Destiny’s “Rise of Iron” is the game’s fourth expansion, with new aliens, new co-op content and new loot to grind for. If you are like me and were looking for an excuse to get back into the daily grind that is Destiny, then you’re in luck. The expansion, similar to its first story boss (spoilers), Sepiks Perfected, finally feels like it has reached its stride.

I’ll admit, the road to this expansion was not an easy one. At one point or another everything about this game was broken –– but in our third year with Destiny we see what this game’s potential really is. “Destiny: Rise of Iron” is well worth $30 when you look at what you get in return: new story missions, a new patrol area, a new raid and most importantly new weapons and armor.

“When you think about everything we’ve seen, everything we’ve done,” my Ghost (now voiced by Nolan North) said. “I’ll always remember our first day together.”

The words, for the first time in a Destiny mission, made me stop and reflect.

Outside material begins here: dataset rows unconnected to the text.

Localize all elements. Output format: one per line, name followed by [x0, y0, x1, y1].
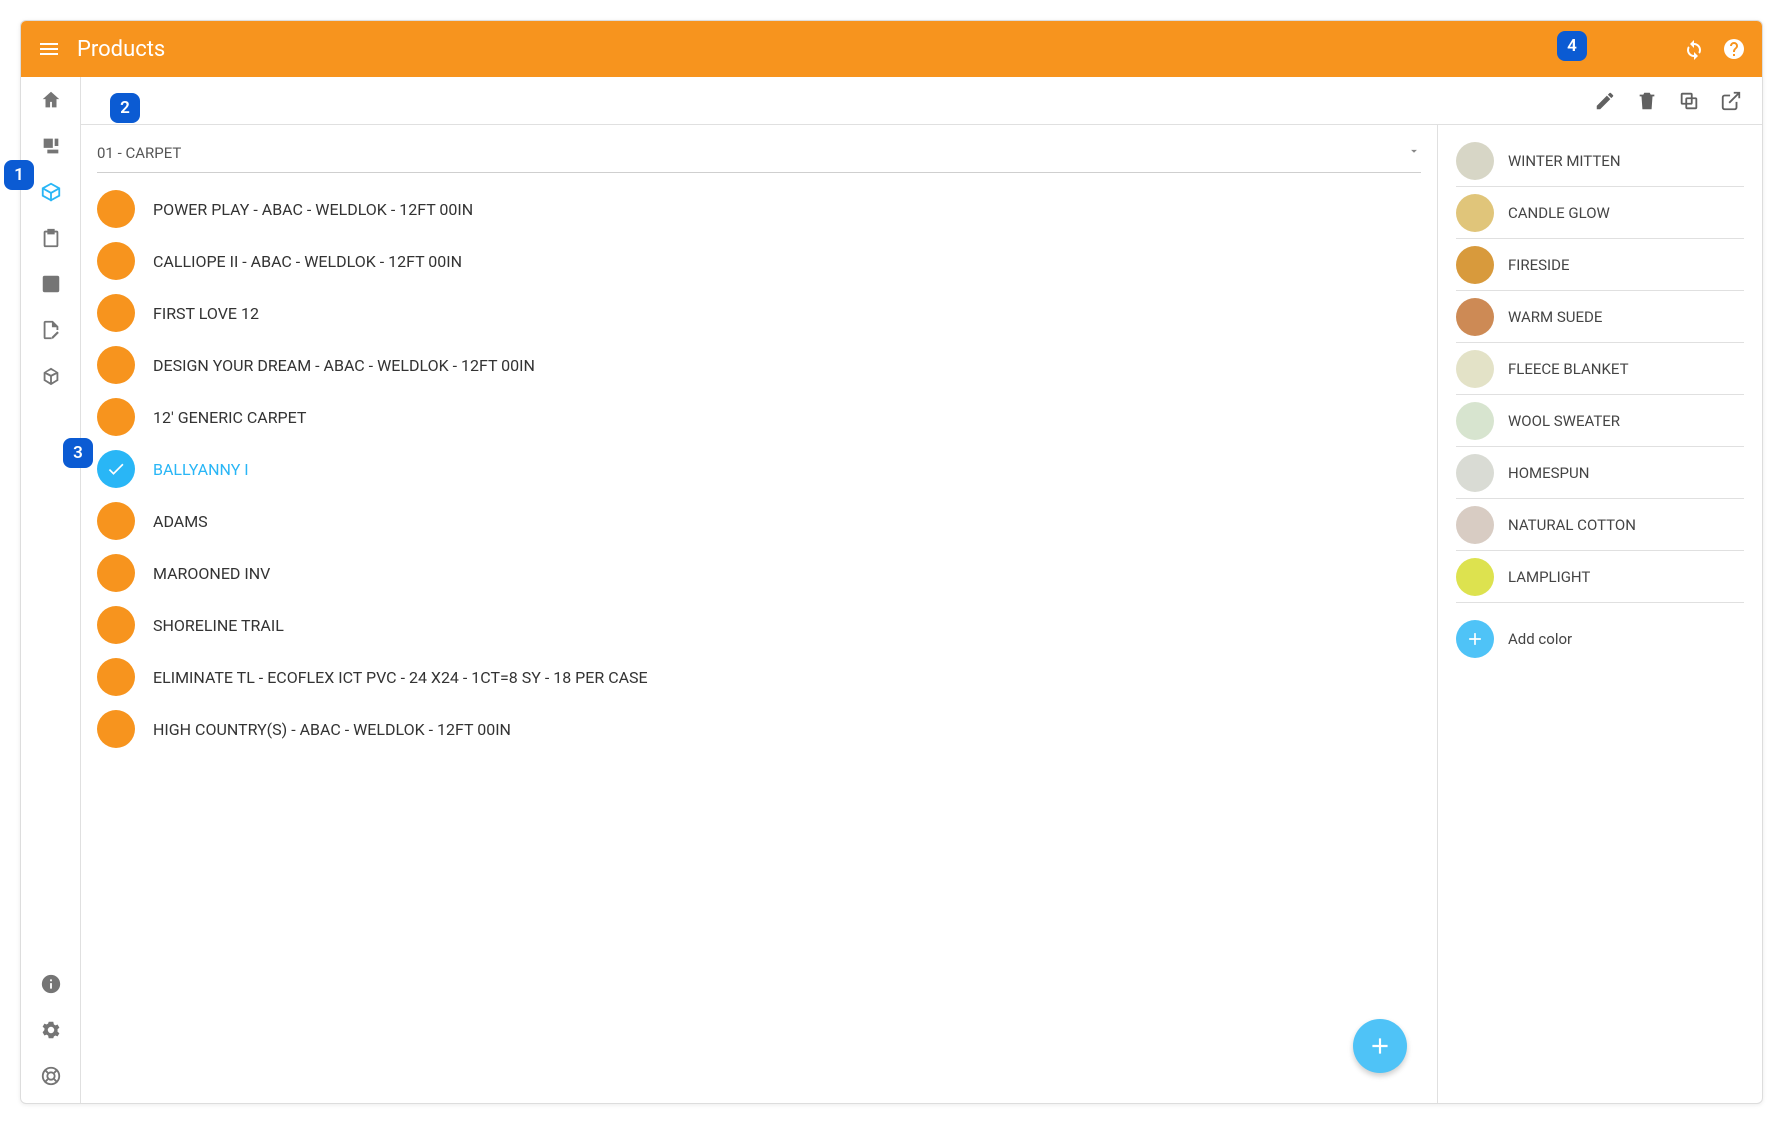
annotation-badge: 3	[63, 438, 93, 468]
color-panel: WINTER MITTEN CANDLE GLOW FIRESIDE WARM SUE…	[1438, 125, 1762, 1103]
help-icon[interactable]	[1722, 37, 1746, 61]
page-title: Products	[77, 37, 165, 62]
product-row[interactable]: ADAMS	[97, 495, 1421, 547]
lifebuoy-icon[interactable]	[40, 1065, 62, 1087]
product-label: DESIGN YOUR DREAM - ABAC - WELDLOK - 12F…	[153, 356, 535, 375]
layers-icon[interactable]	[40, 135, 62, 157]
clipboard-icon[interactable]	[40, 227, 62, 249]
topbar: Products	[21, 21, 1762, 77]
product-label: HIGH COUNTRY(S) - ABAC - WELDLOK - 12FT …	[153, 720, 511, 739]
color-swatch	[1456, 298, 1494, 336]
product-label: SHORELINE TRAIL	[153, 616, 284, 635]
product-row[interactable]: BALLYANNY I	[97, 443, 1421, 495]
product-dot-icon	[97, 242, 135, 280]
settings-icon[interactable]	[40, 1019, 62, 1041]
color-swatch	[1456, 506, 1494, 544]
product-dot-icon	[97, 554, 135, 592]
calculator-icon[interactable]	[40, 273, 62, 295]
add-product-fab[interactable]	[1353, 1019, 1407, 1073]
product-dot-icon	[97, 346, 135, 384]
product-label: ADAMS	[153, 512, 208, 531]
product-label: POWER PLAY - ABAC - WELDLOK - 12FT 00IN	[153, 200, 473, 219]
product-dot-icon	[97, 502, 135, 540]
product-row[interactable]: CALLIOPE II - ABAC - WELDLOK - 12FT 00IN	[97, 235, 1421, 287]
product-dot-icon	[97, 606, 135, 644]
color-row[interactable]: HOMESPUN	[1456, 447, 1744, 499]
product-row[interactable]: ELIMINATE TL - ECOFLEX ICT PVC - 24 X24 …	[97, 651, 1421, 703]
plus-icon	[1456, 620, 1494, 658]
color-row[interactable]: CANDLE GLOW	[1456, 187, 1744, 239]
dropdown-icon	[1407, 144, 1421, 162]
product-label: MAROONED INV	[153, 564, 270, 583]
annotation-badge: 4	[1557, 31, 1587, 61]
refresh-icon[interactable]	[1682, 37, 1706, 61]
annotation-badge: 2	[110, 93, 140, 123]
color-row[interactable]: WARM SUEDE	[1456, 291, 1744, 343]
action-toolbar	[81, 77, 1762, 125]
color-label: LAMPLIGHT	[1508, 568, 1590, 586]
color-swatch	[1456, 350, 1494, 388]
color-swatch	[1456, 402, 1494, 440]
product-row[interactable]: SHORELINE TRAIL	[97, 599, 1421, 651]
color-row[interactable]: WOOL SWEATER	[1456, 395, 1744, 447]
box-icon[interactable]	[40, 181, 62, 203]
home-icon[interactable]	[40, 89, 62, 111]
product-row[interactable]: DESIGN YOUR DREAM - ABAC - WELDLOK - 12F…	[97, 339, 1421, 391]
add-color-label: Add color	[1508, 630, 1572, 648]
color-swatch	[1456, 454, 1494, 492]
product-label: ELIMINATE TL - ECOFLEX ICT PVC - 24 X24 …	[153, 668, 648, 687]
color-label: FIRESIDE	[1508, 256, 1570, 274]
info-icon[interactable]	[40, 973, 62, 995]
package-icon[interactable]	[40, 365, 62, 387]
menu-icon[interactable]	[37, 37, 61, 61]
product-row[interactable]: FIRST LOVE 12	[97, 287, 1421, 339]
category-label: 01 - CARPET	[97, 144, 181, 162]
add-color-button[interactable]: Add color	[1456, 613, 1744, 665]
main-area: 01 - CARPET POWER PLAY - ABAC - WELDLOK …	[81, 77, 1762, 1103]
product-dot-icon	[97, 294, 135, 332]
color-label: WINTER MITTEN	[1508, 152, 1621, 170]
check-icon	[97, 450, 135, 488]
product-dot-icon	[97, 190, 135, 228]
color-label: WOOL SWEATER	[1508, 412, 1620, 430]
product-row[interactable]: 12' GENERIC CARPET	[97, 391, 1421, 443]
product-label: 12' GENERIC CARPET	[153, 408, 306, 427]
product-label: BALLYANNY I	[153, 460, 249, 479]
color-label: HOMESPUN	[1508, 464, 1589, 482]
color-row[interactable]: FIRESIDE	[1456, 239, 1744, 291]
copy-icon[interactable]	[1678, 90, 1700, 112]
sidebar	[21, 77, 81, 1103]
delete-icon[interactable]	[1636, 90, 1658, 112]
color-row[interactable]: WINTER MITTEN	[1456, 135, 1744, 187]
color-swatch	[1456, 194, 1494, 232]
edit-icon[interactable]	[1594, 90, 1616, 112]
app-window: Products	[20, 20, 1763, 1104]
product-dot-icon	[97, 658, 135, 696]
product-list: POWER PLAY - ABAC - WELDLOK - 12FT 00IN C…	[81, 177, 1437, 1103]
color-label: CANDLE GLOW	[1508, 204, 1610, 222]
edit-note-icon[interactable]	[40, 319, 62, 341]
color-swatch	[1456, 142, 1494, 180]
product-row[interactable]: MAROONED INV	[97, 547, 1421, 599]
color-swatch	[1456, 558, 1494, 596]
category-select[interactable]: 01 - CARPET	[97, 133, 1421, 173]
color-label: NATURAL COTTON	[1508, 516, 1636, 534]
product-panel: 01 - CARPET POWER PLAY - ABAC - WELDLOK …	[81, 125, 1438, 1103]
product-row[interactable]: HIGH COUNTRY(S) - ABAC - WELDLOK - 12FT …	[97, 703, 1421, 755]
color-row[interactable]: FLEECE BLANKET	[1456, 343, 1744, 395]
open-external-icon[interactable]	[1720, 90, 1742, 112]
product-label: CALLIOPE II - ABAC - WELDLOK - 12FT 00IN	[153, 252, 462, 271]
product-label: FIRST LOVE 12	[153, 304, 259, 323]
color-swatch	[1456, 246, 1494, 284]
color-label: FLEECE BLANKET	[1508, 360, 1629, 378]
color-label: WARM SUEDE	[1508, 308, 1602, 326]
color-row[interactable]: LAMPLIGHT	[1456, 551, 1744, 603]
color-row[interactable]: NATURAL COTTON	[1456, 499, 1744, 551]
product-dot-icon	[97, 710, 135, 748]
product-row[interactable]: POWER PLAY - ABAC - WELDLOK - 12FT 00IN	[97, 183, 1421, 235]
annotation-badge: 1	[4, 160, 34, 190]
product-dot-icon	[97, 398, 135, 436]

When I think of Destiny now, I see the culmination of my experiences over the course of the last two years: staying up till 4 a.m. to see what Xur (the Destiny equivalent of Santa Claus) had in stock , completing my nightfall strikes every week, getting to the lighthouse in Trials of Osiris every weekend and finally defeating the Vault of Glass raid for the first time without any guides. This is a model that works. Destiny has players invested in the world and calls them back on a weekly basis.

As for the expansion itself, “Rise of Iron” includes a short but sweet set of story missions that finally tell the players what happened to the Iron Lords, the precursors to today’s guardians. The narrative is told mainly through the voice of Lord Saladin – the last of the Iron Lords – who is voiced by Keith Ferguson, and although the voice acting is monotone, the story concludes with a memorable boss fight. One thing that struck me though while I was fighting the expansion’s new enemy type was that the story seemed the be pulled directly from Bungie’s other famous sci-fi first person shooter, Halo 2. Buy this expansion, play it and tell me that the main enemy is not “The Flood.”

The new raid, “Wrath of the Machine,” is by far the hardest raid in Destiny. Without spoiling anything, the raid’s new and interesting team-based mechanics turn what could easily be kill checkpoints into heart-pounding challenges unlike anything Destiny players have ever seen.

On the whole, “Destiny: Rise of Iron” is definitely a step in the right direction. For $30, you can expect a lot more than 30 hours of new and satisfying content. If you’ve never played Destiny before, than picking up the main game and all of the DLC to date for $60 is exceptional. While much of “Rise of Iron” is about reflection, the expansion is hopefully an example of the DLC we will see down the line. If this is the new Destiny, sign me up.